= Aisea Katonivere =

Fijian chief and politician (died 2013)

Ratu Aisea Cavunailoa Katonivere (died 18 April 2013) was a Fijian chief and politician who hailed from the chiefly village of Naduri from the northern Province of Macuata, where he was the Paramount Chief and Chairman of the Provincial Council. He held the title of Caumatalevu na Turaga na Tui Macuata, which is usually abbreviated to Tui Macuata.

== Political career ==

In the parliamentary election of 2001, he contested the Macuata Fijian Communal Constituency for the Soqosoqo Duavata ni Lewenivanua (SDL), but was defeated by Isireli Leweniqila of the Conservative Alliance (CAMV). On 23 February 2006, he announced his candidacy for the Presidency or Vice-Presidency. When the Great Council of Chiefs met on 8 March, however, it reelected Ratu Josefa Iloilo as President and Ratu Joni Madraiwiwi as Vice-President.

In June 2006, the Great Council of Chiefs chose Katonivere as one of its fourteen nominees to the Senate. He held this position until the 2006 Fijian coup d'état.

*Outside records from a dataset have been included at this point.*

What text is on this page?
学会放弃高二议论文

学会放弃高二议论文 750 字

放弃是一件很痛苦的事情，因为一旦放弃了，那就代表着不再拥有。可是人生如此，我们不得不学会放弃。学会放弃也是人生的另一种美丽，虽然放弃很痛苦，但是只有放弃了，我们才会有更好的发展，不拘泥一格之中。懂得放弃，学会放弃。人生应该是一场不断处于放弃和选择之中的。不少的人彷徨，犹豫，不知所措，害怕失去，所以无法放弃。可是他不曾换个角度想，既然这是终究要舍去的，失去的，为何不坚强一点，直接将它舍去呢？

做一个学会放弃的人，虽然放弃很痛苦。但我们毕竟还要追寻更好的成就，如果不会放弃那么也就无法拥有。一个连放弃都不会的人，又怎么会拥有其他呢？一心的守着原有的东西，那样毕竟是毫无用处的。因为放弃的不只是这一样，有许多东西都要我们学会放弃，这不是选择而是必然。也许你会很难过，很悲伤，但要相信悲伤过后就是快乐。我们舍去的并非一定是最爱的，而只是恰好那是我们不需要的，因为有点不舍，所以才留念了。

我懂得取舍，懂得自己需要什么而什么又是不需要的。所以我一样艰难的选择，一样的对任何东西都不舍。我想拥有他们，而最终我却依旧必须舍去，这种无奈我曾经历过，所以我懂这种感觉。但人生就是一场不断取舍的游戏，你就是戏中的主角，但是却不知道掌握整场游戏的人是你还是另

In 2006, he was awarded a Golden Ocean Conservation Award by the World Wildlife Fund for his work on protecting marine biodiversity.

In May 2008, he lost his position as chair of the Macuata provincial council and was replaced by Isireli Leweniqila.

==Succession==

Katonivere died on a fishing trip when his boat capsized. He was succeeded as Tui Macuata by his younger brother, Ratu Wiliame Katonivere in 2013.